Die MX4 soll schon 15 Jahre alt sein? Jetzt komme ich mir aber alt vor. 

Wärmeleitpasten werden manchmal auch in der Rezeptur verändert/verbessert und unter altem Namen weiter verkauft. Das ist bei der MX4 glaube ich auch der Fall.


----------



## _Berge_ (25. Juni 2020)

Rolk schrieb:


> Die MX4 soll schon 15 Jahre alt sein? Jetzt komme ich mir aber alt vor.



10 Minimum: Arctic MX-4, 4g ab &euro;'*'5,90 (2020) | Preisvergleich Geizhals Deutschland

Preisentwicklung öffnen und "Alles" wählen 



Rolk schrieb:


> Wärmeleitpasten werden manchmal auch in der Rezeptur verändert/verbessert und unter altem Namen weiter verkauft. Das ist bei der MX4 glaube ich auch der Fall.
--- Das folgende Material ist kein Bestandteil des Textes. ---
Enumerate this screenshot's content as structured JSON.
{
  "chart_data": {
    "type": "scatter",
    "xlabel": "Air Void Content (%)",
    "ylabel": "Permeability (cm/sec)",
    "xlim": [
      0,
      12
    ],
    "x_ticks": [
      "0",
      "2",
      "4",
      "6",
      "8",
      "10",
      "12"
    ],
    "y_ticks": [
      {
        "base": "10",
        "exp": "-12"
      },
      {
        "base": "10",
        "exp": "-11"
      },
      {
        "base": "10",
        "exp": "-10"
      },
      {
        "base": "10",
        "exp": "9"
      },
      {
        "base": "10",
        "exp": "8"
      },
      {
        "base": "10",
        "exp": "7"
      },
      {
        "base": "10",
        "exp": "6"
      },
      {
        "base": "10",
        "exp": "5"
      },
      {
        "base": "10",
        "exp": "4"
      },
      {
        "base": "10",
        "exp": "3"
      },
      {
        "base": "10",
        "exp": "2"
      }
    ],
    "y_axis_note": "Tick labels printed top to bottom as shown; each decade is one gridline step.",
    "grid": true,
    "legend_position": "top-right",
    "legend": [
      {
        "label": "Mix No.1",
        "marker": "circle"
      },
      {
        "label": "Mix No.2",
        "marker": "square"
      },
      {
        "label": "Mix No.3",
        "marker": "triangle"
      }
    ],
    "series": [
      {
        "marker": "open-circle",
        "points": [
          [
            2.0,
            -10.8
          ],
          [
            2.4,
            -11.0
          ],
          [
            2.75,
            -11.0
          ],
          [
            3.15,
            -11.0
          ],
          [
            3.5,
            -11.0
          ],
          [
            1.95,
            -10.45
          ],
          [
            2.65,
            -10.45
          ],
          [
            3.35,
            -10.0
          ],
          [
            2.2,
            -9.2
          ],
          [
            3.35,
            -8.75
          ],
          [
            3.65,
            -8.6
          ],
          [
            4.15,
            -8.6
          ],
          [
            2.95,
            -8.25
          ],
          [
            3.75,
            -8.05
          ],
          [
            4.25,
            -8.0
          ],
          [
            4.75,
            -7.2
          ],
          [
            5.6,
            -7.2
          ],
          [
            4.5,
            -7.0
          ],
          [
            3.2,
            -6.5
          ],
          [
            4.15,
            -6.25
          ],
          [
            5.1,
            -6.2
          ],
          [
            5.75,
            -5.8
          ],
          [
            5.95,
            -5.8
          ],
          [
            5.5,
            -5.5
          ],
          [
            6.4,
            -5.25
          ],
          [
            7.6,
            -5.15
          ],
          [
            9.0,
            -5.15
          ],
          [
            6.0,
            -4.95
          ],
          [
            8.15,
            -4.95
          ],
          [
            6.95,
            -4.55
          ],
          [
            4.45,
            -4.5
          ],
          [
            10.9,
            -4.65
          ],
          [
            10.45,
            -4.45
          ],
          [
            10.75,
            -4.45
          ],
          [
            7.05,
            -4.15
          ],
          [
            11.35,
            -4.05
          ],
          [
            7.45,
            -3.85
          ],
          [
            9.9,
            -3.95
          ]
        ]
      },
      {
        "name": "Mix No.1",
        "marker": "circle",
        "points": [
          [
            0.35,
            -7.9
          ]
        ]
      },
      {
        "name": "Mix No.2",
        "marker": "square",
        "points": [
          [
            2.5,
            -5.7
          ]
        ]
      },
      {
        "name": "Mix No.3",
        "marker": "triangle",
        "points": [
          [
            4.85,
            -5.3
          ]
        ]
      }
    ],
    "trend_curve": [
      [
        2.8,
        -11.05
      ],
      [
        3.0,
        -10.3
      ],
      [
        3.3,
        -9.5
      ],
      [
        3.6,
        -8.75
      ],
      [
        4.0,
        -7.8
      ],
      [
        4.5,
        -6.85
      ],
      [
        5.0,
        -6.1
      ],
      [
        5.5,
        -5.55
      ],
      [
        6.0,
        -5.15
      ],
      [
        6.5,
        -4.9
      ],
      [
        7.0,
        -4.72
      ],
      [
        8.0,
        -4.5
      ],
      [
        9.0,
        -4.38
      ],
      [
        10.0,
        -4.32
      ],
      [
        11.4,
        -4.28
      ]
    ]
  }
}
Kann gut sein: Arctic MX-4, 2019 Edition, 4g ab &euro;'*'4,89 (2020) | Preisvergleich Geizhals Deutschland

@TE jedenfalls ist die bereits aufgetragene ganz gut und nicht schlecht alles jede andere Paste, bei älteren Kühlern sollte man drauf achten, dass sie nicht eingetrocknet ist


----------



## Threshold (25. Juni 2020)

Incredible Alk schrieb:


> Die Chancen stehen gar nicht mal schlecht, dass die Paste die BQ mitliefert sogar besser ist als die MX4. Ich verstehe nicht wirklich, warum eine Wärmeleitpaste die vor gefühlt 20 Jahren mal populär war heute noch so oft verwendet wird obwohl heute selbst einfachste Pasten mindestens genauso gut sind und es SEHR viel bessere als die altre MX4 gibt.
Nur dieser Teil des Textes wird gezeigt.